Landlords Call For Dedicated Housing Courts
Landlords are calling for dedicated housing courts because they are facing longer times in getting their repossession case judgements processed, figures reveal.
Government statistics highlight that it can now take 22.6 weeks on average for a private landlord from making a claim for a property to be repossessed to this being granted.
That's up from the second quarter's figure of 22.5 weeks and is the third consecutive quarterly increase.
'Courts are failing both tenants and landlords'
The Residential Landlords Association's (RLA) policy director, David Smith, said: "Courts are failing both tenants and landlords and the systematic programme of court closures, along with court cuts have made it harder for those in the private rental sector to get justice when something goes wrong in a timely way."
He added that growing numbers of landlords are looking to develop longer tenancies but they need to be reassured that they can easily and swiftly repossess their property in legitimate circumstances through the courts.

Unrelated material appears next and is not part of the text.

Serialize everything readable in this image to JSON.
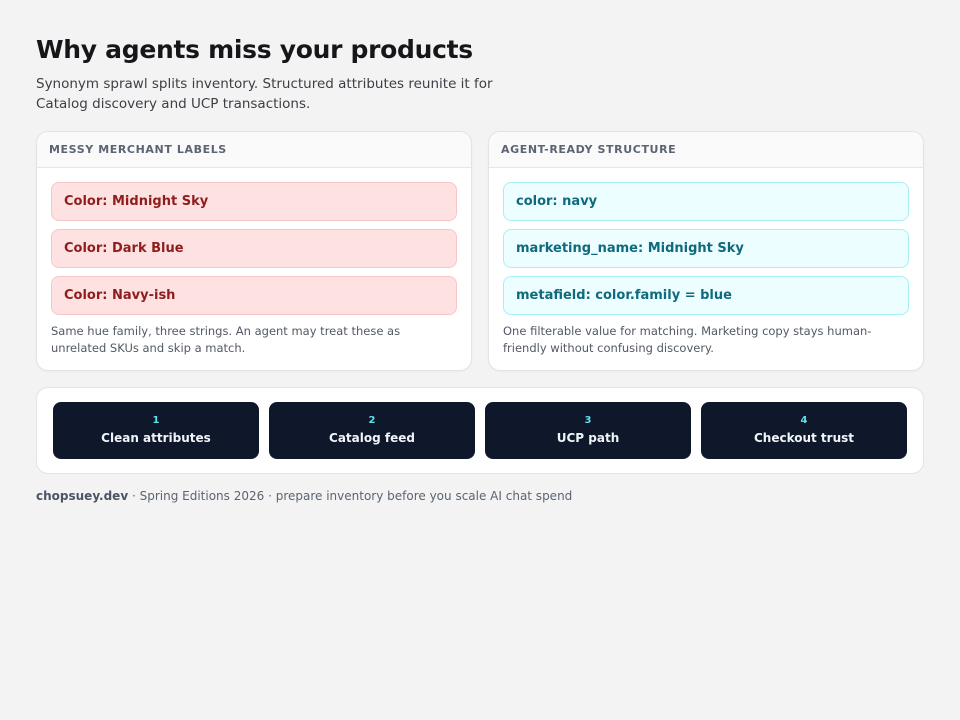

Mr Smith said: "A failure to achieve this will make longer tenancies a pipe dream and we call on all political parties to pledge to establish dedicated housing courts to bring rapid justice for tenants and landlords."
Tenant priorities revealed ahead of general election
Meanwhile, the top priorities for tenants in the upcoming general election have been revealed by the National Landlords Association (NLA).
According to their research, tenants are more interested in Brexit, the environment and climate change and then education.
Fourth on the list of tenant concerns is housing, followed by immigration, and then there are concerns of the NHS, police and crime.
The top 10 is made up with worries over tax, transport and the country's welfare system.
Attack on so-called 'dodgy landlords'
The survey comes after Jeremy Corbyn, the Labour Party leader, launched his general election campaign with an attack on the country's so-called 'dodgy landlords'.
Now, the findings show that most tenants have a positive relationship with their landlord, contrary to popular belief.
The NLA's chief executive, Richard Lambert, said: "The private rental sector isn't the big political issue that tenant groups claim it is and the idea that tenants and landlords are engaged in a bitter dispute constantly is an example of fake news."
He added that when tenants cast their vote in the election, housing will not be top of their agenda since most tenants are happy with their landlord and rental property.